All pictures rights are on this fella, OC pls donutsteal
So what have I experienced so far?
- Japanese bureaucracy is all about middle-men. Why? There are 100+ million people in Japan and that means you need bureaucracy to keep things in check. You need offices to work as fast and as efficient as possible. However, due to the population size, if you had a modern computerized government, this would put a whole lot of people out of work really quick. So instead of fast computers, you got a horde of tiny Japanese worker ants with fast legs.
- Japanese is number one. If you don’t speak much Japanese, it’s English-teaching, recruiting, or KKK (Kigen, Kitsui, Kitanai = Dangerous, Demeaning &/or Dirty) work. Well, like in the great Irish Ballad Finnegan’s Wake, the song goes – He had a brogue so rich and sweet, and to rise in the world he carried a hod. Gotta start somewhere, fellas!
- Speaking of Japanese, thank GOD I have studied Japanese because this paperwork in the city hall would’ve been a straight-up nightmare. Not to mention that when they screw up your name in the documents despite writing it all perfectly, you gotta go back to the hall in person and. Of course the ladies and men will bow and say things like 申し訳ありません, which doesn’t really help shit and serves only to waste your time, but hey, at least you can practice Japanese!!
Hahahaha good luck finding a trash can though.
- You know the secret of keeping the streets clean? It’s not having a lot of trash cans, but it’s the exact opposite. There are no trash cans ever. Not in the public toilet, not in the office lobbies. You make waste, you make haste and take it all home with you. Or you dump it next to a vending machine can-collecting box. Or in a smoke area.
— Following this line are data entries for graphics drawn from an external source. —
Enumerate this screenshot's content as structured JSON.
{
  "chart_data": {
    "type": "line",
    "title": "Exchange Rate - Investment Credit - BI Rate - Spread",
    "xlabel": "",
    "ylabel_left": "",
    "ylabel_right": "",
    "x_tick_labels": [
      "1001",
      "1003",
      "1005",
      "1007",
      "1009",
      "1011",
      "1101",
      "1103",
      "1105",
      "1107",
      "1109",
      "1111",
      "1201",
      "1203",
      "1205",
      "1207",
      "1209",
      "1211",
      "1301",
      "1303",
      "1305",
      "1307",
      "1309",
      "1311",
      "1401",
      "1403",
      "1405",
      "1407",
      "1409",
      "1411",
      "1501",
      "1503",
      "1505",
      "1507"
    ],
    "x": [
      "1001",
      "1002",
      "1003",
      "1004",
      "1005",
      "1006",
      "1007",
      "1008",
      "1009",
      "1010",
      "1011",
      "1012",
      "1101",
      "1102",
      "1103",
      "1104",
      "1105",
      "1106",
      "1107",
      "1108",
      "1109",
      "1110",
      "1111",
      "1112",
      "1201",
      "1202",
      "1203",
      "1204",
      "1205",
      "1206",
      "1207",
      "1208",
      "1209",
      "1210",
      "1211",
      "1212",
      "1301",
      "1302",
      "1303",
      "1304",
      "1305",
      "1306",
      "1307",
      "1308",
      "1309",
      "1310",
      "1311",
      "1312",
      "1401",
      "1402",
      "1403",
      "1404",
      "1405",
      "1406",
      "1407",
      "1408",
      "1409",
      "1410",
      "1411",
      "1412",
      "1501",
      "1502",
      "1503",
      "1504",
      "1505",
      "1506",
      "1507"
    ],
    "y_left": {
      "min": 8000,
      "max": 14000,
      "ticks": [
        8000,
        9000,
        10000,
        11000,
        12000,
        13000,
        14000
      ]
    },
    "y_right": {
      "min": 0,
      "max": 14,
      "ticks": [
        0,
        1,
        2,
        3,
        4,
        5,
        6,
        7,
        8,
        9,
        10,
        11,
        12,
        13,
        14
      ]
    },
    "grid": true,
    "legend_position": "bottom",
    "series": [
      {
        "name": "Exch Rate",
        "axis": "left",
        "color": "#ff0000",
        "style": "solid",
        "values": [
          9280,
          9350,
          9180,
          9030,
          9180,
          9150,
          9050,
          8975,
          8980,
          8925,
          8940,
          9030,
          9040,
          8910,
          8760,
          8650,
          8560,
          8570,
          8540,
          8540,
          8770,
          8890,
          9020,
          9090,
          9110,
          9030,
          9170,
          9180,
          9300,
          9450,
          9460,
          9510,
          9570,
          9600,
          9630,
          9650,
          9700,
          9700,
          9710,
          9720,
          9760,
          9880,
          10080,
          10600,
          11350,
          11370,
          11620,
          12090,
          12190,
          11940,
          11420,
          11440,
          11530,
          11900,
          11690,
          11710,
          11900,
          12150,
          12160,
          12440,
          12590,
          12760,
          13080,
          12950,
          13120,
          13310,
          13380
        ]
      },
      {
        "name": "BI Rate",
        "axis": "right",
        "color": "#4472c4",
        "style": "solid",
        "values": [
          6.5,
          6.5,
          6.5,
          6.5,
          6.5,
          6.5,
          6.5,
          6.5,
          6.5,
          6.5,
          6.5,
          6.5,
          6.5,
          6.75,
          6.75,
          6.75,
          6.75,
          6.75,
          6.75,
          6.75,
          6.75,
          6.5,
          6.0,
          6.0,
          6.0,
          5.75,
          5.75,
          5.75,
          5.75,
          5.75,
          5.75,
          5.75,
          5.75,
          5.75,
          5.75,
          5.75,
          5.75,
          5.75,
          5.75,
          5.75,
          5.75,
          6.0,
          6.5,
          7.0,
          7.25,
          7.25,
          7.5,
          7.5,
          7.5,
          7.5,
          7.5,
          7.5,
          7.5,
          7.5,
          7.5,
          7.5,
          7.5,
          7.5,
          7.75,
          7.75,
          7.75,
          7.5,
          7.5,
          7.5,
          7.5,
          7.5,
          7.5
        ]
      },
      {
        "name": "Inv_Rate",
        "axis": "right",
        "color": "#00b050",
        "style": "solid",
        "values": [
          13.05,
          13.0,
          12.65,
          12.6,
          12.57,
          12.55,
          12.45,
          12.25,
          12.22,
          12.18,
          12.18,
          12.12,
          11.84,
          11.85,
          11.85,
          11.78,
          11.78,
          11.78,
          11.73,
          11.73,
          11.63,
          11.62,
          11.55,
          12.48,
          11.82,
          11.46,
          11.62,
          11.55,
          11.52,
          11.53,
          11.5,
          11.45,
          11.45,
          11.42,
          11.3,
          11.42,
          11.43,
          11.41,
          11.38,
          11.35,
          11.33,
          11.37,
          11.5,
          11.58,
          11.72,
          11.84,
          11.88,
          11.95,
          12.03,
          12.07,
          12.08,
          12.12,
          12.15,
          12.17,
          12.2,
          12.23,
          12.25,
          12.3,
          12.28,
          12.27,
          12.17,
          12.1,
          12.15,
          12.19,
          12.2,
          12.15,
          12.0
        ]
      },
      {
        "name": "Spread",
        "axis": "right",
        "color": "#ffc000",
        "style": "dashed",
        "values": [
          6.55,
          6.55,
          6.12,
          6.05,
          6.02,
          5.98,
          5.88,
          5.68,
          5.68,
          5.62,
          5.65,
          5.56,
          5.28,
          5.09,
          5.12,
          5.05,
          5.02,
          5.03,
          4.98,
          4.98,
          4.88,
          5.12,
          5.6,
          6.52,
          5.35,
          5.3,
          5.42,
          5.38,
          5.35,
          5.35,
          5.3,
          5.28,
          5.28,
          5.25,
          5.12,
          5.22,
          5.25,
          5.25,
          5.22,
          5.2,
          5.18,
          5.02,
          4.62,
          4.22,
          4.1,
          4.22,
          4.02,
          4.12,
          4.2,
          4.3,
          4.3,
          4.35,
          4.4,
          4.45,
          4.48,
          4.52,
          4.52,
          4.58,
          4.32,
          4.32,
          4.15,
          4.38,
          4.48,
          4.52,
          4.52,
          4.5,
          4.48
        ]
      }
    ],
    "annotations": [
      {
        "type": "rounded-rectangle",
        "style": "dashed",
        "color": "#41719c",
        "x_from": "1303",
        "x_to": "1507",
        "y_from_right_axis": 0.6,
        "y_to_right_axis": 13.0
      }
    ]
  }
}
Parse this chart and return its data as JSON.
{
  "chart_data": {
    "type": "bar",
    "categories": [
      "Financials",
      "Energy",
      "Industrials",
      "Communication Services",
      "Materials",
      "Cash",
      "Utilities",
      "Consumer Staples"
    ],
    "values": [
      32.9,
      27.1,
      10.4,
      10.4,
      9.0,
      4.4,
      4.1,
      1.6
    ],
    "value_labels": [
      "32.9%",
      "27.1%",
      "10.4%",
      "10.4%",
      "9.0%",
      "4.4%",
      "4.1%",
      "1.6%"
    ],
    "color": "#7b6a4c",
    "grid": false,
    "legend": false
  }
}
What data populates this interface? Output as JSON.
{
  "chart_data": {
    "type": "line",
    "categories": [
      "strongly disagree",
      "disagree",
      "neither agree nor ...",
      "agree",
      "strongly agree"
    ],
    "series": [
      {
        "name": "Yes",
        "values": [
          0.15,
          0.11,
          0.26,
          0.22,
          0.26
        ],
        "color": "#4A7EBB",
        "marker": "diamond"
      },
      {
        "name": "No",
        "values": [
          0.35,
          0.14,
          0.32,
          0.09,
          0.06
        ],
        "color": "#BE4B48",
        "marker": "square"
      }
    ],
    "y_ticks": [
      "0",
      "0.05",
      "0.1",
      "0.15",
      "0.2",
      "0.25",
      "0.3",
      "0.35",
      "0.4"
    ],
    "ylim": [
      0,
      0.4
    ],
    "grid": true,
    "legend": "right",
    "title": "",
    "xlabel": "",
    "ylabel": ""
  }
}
- Also you’d think that if they want to keep their island clean and pretty, then they would minimize the waste when you buy crap from the store, right? WRONG!!!! Individually wrapped ham slices? Bread sold by the slice inside a plastic bag? Half-empty candy bags with individually wrapped candies with paper inside to separate the two pieces? It’s a plastic hell and god forbid if you put it in the burnable-trash bag. No. You gotta recycle that thing like it’s going outta style. Seriously, dudes, lay off the packaging already.
- They take recycling seriously though, so that’s a plus.
- So many coins. Coins everywhere. Coins. Coins. Coins. Buy something, get coins to buy more things.
- POINTO KAADO IRASSHAIMASU KA?????? NO DUDE I DON’T WANT ANOTHER POINT CARD, I GOT 20 ALREADY EVEN THOUGH I’VE BEEN HERE FOR 3 WEEKS!!!
- The weather’s been so nice. But it gets damp inside homes and that means mold. Mold is your worst enemy, be smart about it.
So how do I like it here?
I feel just like in home. Best damn place on Earth to live in once you get past that people don’t speak their mind and avoid all confrontations at all cost (AKA. not rocking the boat even though your ass is hurting so bad that you’re ready to kill the poor sap in front of you to take his place). It’s like my dear friend and ex-co-worker said: “People are all the same everywhere. It doesn’t matter where you are, they got the same problems and they want the same things. The important bit is to know this and go without illusion.”
People think Japan is a paradise. But like with all paradises, they got their own vices.